„Unser Hund liebt unser Baby, deswegen „küsst“ er es immer“. Diese und ähnlich Aussagen höre ich häufig. Aber ist es wirklich so? Möchte der Hund seine Liebe und Zuneigung ausdrücken oder doch eher erreichen, dass das kleine menschliche Wesen auf Abstand geht?
Der Glaube, dass der Hund das Baby oder Kleinkind immer aus purer Zuneigung abschleckt, kann fatale Folgen haben! Nicht immer möchte der Hund über das Küssen seine Zuneigung ausdrücken.
Wie erkenne ich aber welche Intention hinter einem feuchten Hundekuss steckt?
Hundesprache ist komplex und nicht immer einfach zu entschlüsseln. Wenn ich aber weiß, worauf ich in der Interaktion zwischen Kindern und Hunden achten sollte und mit welchen körpersprachlichen Signalen mein Hund mir mitteilen möchte, dass er sich unwohl fühlt, ist einer großer Schritt in Richtung Kind-und-Hund-Sicherheit getan.
Jennifer Shryock, Family Paws Parent Education, hat beobachtet, dass eine bestimmte Art des Gesicht Leckens anscheinend dazu dient, die Distanz zum Beleckten zu erhöhen. „Kiss to dismiss“ Ihre These ist noch nicht wissenschaftlich erforscht, aber dennoch ist sie sehr hilfreich im Umgang und Zusammenleben von Kindern und Hunden.

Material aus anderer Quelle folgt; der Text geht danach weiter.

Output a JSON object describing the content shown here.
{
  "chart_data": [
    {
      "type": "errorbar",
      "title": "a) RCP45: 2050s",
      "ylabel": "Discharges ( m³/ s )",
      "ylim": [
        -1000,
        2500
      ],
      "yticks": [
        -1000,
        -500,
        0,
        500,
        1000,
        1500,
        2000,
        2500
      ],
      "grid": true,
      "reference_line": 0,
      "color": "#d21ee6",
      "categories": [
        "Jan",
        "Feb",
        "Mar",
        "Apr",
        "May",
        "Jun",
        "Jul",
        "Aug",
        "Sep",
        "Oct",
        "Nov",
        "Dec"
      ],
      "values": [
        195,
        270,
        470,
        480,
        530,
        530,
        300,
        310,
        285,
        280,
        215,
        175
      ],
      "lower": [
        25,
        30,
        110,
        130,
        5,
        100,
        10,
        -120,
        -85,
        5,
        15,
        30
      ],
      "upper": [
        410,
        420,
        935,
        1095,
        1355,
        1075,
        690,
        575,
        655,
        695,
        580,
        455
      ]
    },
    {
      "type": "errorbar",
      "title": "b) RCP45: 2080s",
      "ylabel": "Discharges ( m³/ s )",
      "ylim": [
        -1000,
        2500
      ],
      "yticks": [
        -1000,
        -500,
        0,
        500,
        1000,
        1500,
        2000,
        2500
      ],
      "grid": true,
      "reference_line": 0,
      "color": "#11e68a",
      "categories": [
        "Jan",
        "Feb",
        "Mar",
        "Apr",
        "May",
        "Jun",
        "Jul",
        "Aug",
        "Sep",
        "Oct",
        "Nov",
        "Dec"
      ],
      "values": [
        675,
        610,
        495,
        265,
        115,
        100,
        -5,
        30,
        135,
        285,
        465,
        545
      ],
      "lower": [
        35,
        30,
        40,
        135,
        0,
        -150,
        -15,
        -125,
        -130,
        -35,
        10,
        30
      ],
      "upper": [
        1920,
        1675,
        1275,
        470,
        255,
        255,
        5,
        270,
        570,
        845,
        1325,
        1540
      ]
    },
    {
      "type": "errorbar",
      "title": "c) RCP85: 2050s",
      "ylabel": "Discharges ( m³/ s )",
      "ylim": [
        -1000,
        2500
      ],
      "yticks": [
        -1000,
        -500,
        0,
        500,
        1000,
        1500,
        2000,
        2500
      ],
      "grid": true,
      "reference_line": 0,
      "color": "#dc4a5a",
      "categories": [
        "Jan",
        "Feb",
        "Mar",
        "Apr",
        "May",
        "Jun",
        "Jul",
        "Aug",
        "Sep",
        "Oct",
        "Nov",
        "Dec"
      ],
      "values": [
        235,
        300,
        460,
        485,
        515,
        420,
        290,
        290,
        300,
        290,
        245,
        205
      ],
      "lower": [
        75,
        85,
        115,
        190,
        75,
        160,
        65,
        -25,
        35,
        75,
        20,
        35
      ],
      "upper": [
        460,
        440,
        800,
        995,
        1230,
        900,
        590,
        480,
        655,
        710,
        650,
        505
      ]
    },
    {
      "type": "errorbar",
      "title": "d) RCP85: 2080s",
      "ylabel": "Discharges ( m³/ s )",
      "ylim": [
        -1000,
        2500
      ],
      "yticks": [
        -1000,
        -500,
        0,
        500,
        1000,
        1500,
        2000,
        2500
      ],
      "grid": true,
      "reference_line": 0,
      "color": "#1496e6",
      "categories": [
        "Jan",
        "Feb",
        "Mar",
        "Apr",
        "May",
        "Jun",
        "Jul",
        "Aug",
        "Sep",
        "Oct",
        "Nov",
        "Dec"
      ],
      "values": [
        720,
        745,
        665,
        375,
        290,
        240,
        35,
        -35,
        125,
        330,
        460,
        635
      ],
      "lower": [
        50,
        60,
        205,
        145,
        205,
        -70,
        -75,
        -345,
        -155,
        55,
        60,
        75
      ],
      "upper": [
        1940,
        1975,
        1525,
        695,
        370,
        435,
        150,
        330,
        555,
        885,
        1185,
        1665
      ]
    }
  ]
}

Lecken ist für Hunde ein wichtiges Mittel zur Verständigung. Eine Hundemama zeigt über das Ablecken ihrer Welpen ihren Kleinen ihre Zuwendung und Zärtlichkeit. Auch im weiteren Hundeleben bleibt das „Ablecken“ immer ein wichtiger Bestandteil des sozialen Miteinanders – und das nicht nur unter Hunden, sondern auch im Kontakt mit uns Menschen.
Durch Schnauzenlecken kann aber auch beschwichtigendes Verhalten gezeigt werden. Wenn ein Hund die Individualdistanz eines anderen unterschreitet, wird er durch Schnauzenlecken freundlich besänftigt, um Konflikte zu vermeiden.

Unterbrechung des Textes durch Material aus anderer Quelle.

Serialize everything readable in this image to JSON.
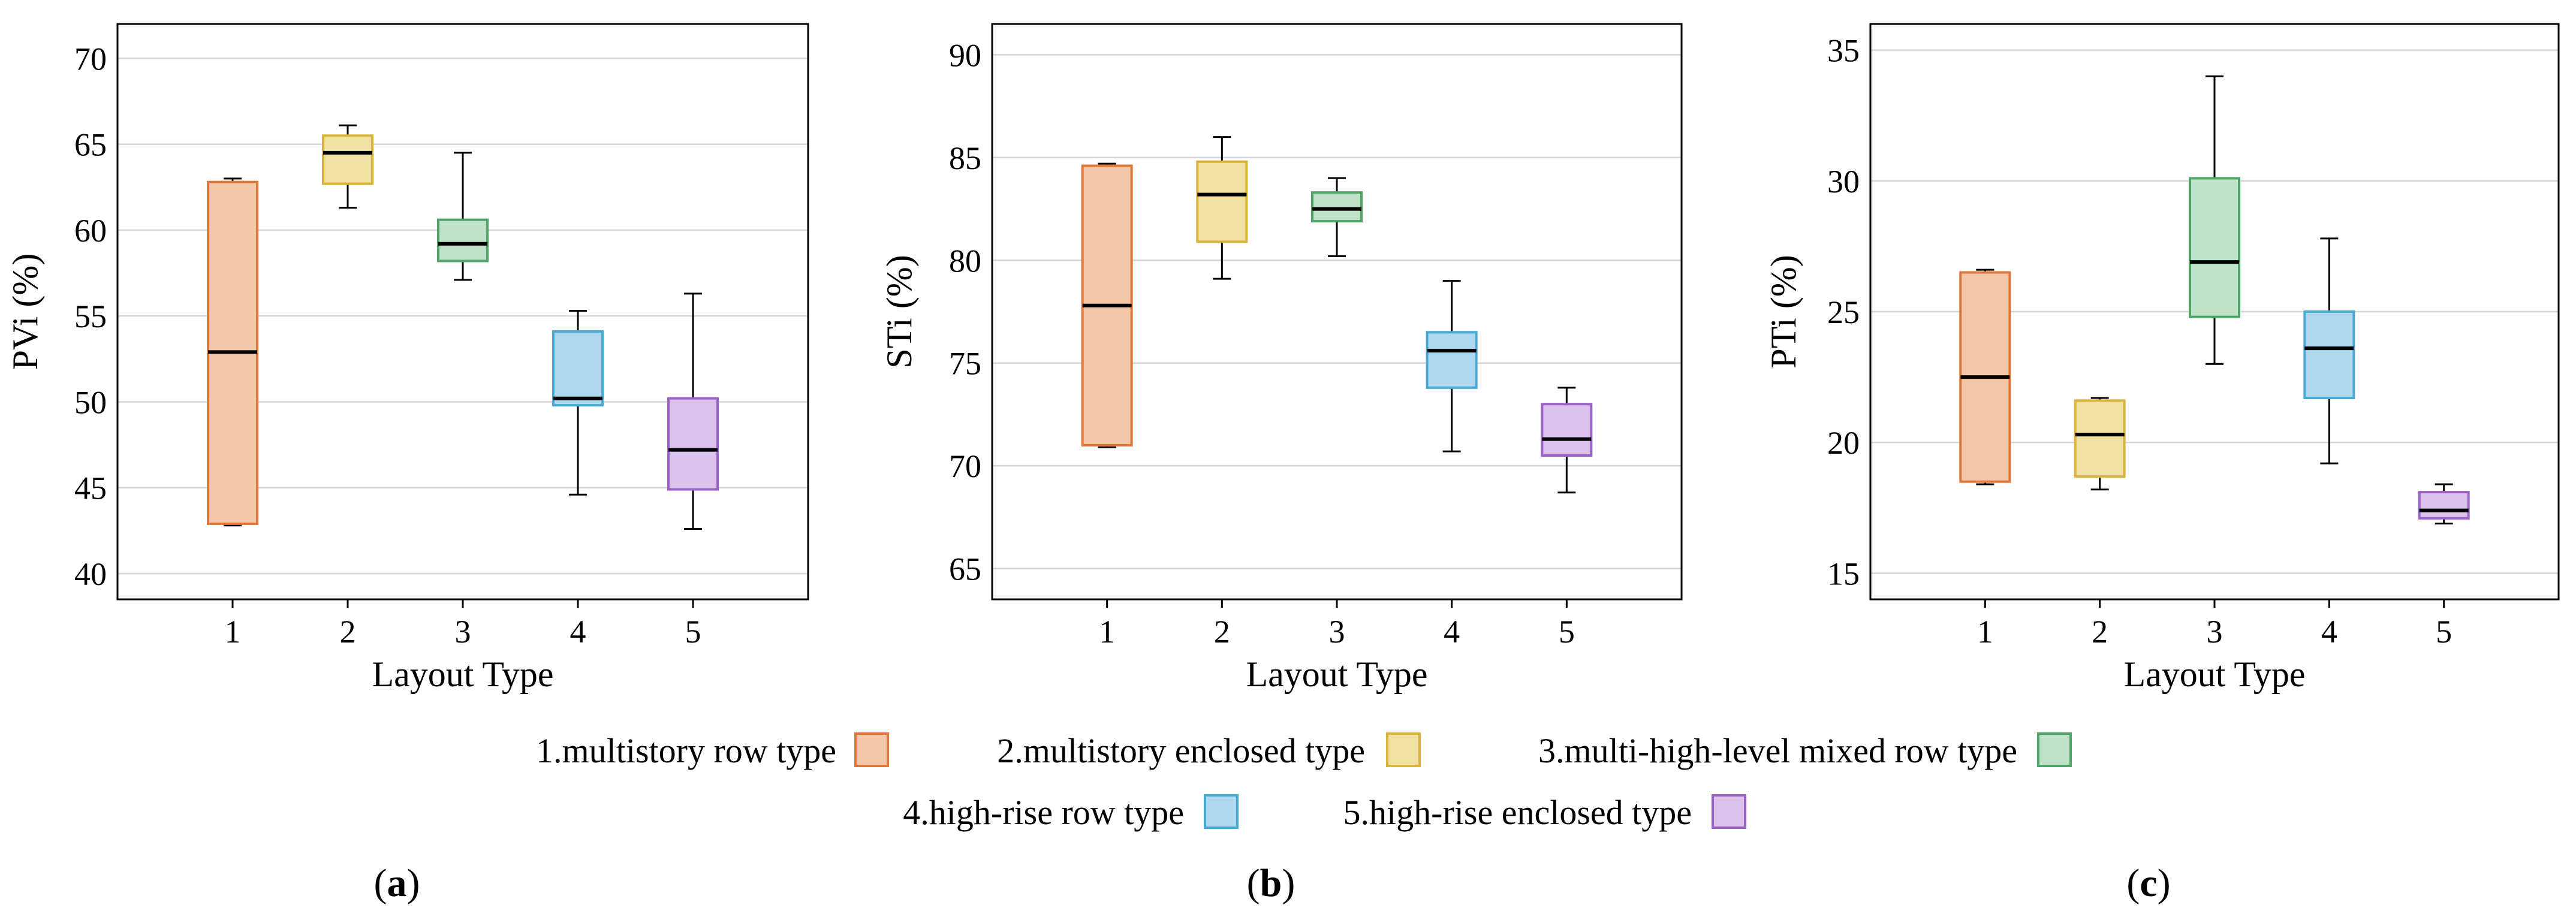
{
  "legend": {
    "items": [
      {
        "label": "1.multistory row type",
        "fill": "#f4c7a8",
        "stroke": "#e0773a"
      },
      {
        "label": "2.multistory enclosed type",
        "fill": "#f1e0a4",
        "stroke": "#d8b43a"
      },
      {
        "label": "3.multi-high-level mixed row type",
        "fill": "#bfe2c8",
        "stroke": "#4ea565"
      },
      {
        "label": "4.high-rise row type",
        "fill": "#add8ee",
        "stroke": "#4aaad6"
      },
      {
        "label": "5.high-rise enclosed type",
        "fill": "#dcc2ea",
        "stroke": "#9a62c8"
      }
    ]
  },
  "chart_data": [
    {
      "type": "box",
      "panel_label": "a",
      "xlabel": "Layout Type",
      "ylabel": "PVi (%)",
      "categories": [
        "1",
        "2",
        "3",
        "4",
        "5"
      ],
      "ylim": [
        38.5,
        72
      ],
      "yticks": [
        40,
        45,
        50,
        55,
        60,
        65,
        70
      ],
      "grid": true,
      "boxes": [
        {
          "min": 42.8,
          "q1": 42.9,
          "median": 52.9,
          "q3": 62.8,
          "max": 63.0
        },
        {
          "min": 61.3,
          "q1": 62.7,
          "median": 64.5,
          "q3": 65.5,
          "max": 66.1
        },
        {
          "min": 57.1,
          "q1": 58.2,
          "median": 59.2,
          "q3": 60.6,
          "max": 64.5
        },
        {
          "min": 44.6,
          "q1": 49.8,
          "median": 50.2,
          "q3": 54.1,
          "max": 55.3
        },
        {
          "min": 42.6,
          "q1": 44.9,
          "median": 47.2,
          "q3": 50.2,
          "max": 56.3
        }
      ]
    },
    {
      "type": "box",
      "panel_label": "b",
      "xlabel": "Layout Type",
      "ylabel": "STi (%)",
      "categories": [
        "1",
        "2",
        "3",
        "4",
        "5"
      ],
      "ylim": [
        63.5,
        91.5
      ],
      "yticks": [
        65,
        70,
        75,
        80,
        85,
        90
      ],
      "grid": true,
      "boxes": [
        {
          "min": 70.9,
          "q1": 71.0,
          "median": 77.8,
          "q3": 84.6,
          "max": 84.7
        },
        {
          "min": 79.1,
          "q1": 80.9,
          "median": 83.2,
          "q3": 84.8,
          "max": 86.0
        },
        {
          "min": 80.2,
          "q1": 81.9,
          "median": 82.5,
          "q3": 83.3,
          "max": 84.0
        },
        {
          "min": 70.7,
          "q1": 73.8,
          "median": 75.6,
          "q3": 76.5,
          "max": 79.0
        },
        {
          "min": 68.7,
          "q1": 70.5,
          "median": 71.3,
          "q3": 73.0,
          "max": 73.8
        }
      ]
    },
    {
      "type": "box",
      "panel_label": "c",
      "xlabel": "Layout Type",
      "ylabel": "PTi (%)",
      "categories": [
        "1",
        "2",
        "3",
        "4",
        "5"
      ],
      "ylim": [
        14,
        36
      ],
      "yticks": [
        15,
        20,
        25,
        30,
        35
      ],
      "grid": true,
      "boxes": [
        {
          "min": 18.4,
          "q1": 18.5,
          "median": 22.5,
          "q3": 26.5,
          "max": 26.6
        },
        {
          "min": 18.2,
          "q1": 18.7,
          "median": 20.3,
          "q3": 21.6,
          "max": 21.7
        },
        {
          "min": 23.0,
          "q1": 24.8,
          "median": 26.9,
          "q3": 30.1,
          "max": 34.0
        },
        {
          "min": 19.2,
          "q1": 21.7,
          "median": 23.6,
          "q3": 25.0,
          "max": 27.8
        },
        {
          "min": 16.9,
          "q1": 17.1,
          "median": 17.4,
          "q3": 18.1,
          "max": 18.4
        }
      ]
    }
  ]
}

Auch im Kontakt mit uns Menschen setzt der Hund seine Zunge ein. Wichtig ist immer, die Gesamtsituation und die Körpersprache des Hundes zu beobachten. In welcher Situation befindet sich der Hund? Was könnte seine Intention sein?
Der Hund möchte seine Zuneigung ausdrücken
Das Lecken wird als freundliche Begrüßung oder als Zeichen der Zuneigung eingesetzt.
- Körperschwerpunkt zum Kind hin
- Augen nicht weit geöffnet oder zusammengekniffen
- Keine angelegten Ohren
- Rute nicht eingezogen
Der Hund beschwichtigt und möchte mehr Abstand
Das „Küsschen geben“ wird als Geste eingesetzt, um seinem Gegenüber mitzuteilen, dass die eigene Individualdistanz unterschritten ist. Der Hund fühlt sich unwohl und bittet freundlich um mehr Abstand. Vor allem in der Interaktion mit kleinen Kindern, kann man oft beobachten, dass der Hund dem Kleinkind durchs Gesicht schleckt. Häufig in Situationen, in denen der Hund körperlich eingeschränkt wird und sich bedrängt fühlt.
- Körperschwerpunkt vom Kind weg
- Augen weit geöffnet (Wahlaugen)
- Ohren angelegt
- Glatte Stirnhaut
- Meist hektisches Lecken
Kinder drücken ihre Zuneigung zum Hund gerne körperlich aus. Für unsere Hunde ist diese Art des Liebesbeweises eher unangenehm. Ein Hund der körperlich eingeschränkt wird, (Baby krabbelt in Hundekorb, Kleinkind schlingt eng die Arme um Hundehals) und nicht flüchten kann, wird wahrscheinlich „Distanzschlecken“ zeigen, um sein Gegenüber freundlich um Abstand zu bitten. Es gibt auch diejenigen Fellnasen, die ausharren und hoffen, dass die unangenehme Situation schnell vorbei geht. Damit einem Hundekuss kein Beißvorfall folgt, ist es so unglaublich wichtig, dass Eltern immer Kind-Hund-Interaktionen begleiten und intervenieren, wenn der Hund sich unwohl fühlt, bevor er sich wiederholen muss und die Situation selbständig und aktiv über einen Biss regelt.
Lecken ist also eine natürliche Verhaltensweise unserer Hunde und Hundeküsse können aus unterschiedlichster Intention gezeigt werden. Wer auf die Körpersprache seines Hundes achtet und die gesamte Situation im Auge behält, wird lernen, Situationen besser einschätzen zu können.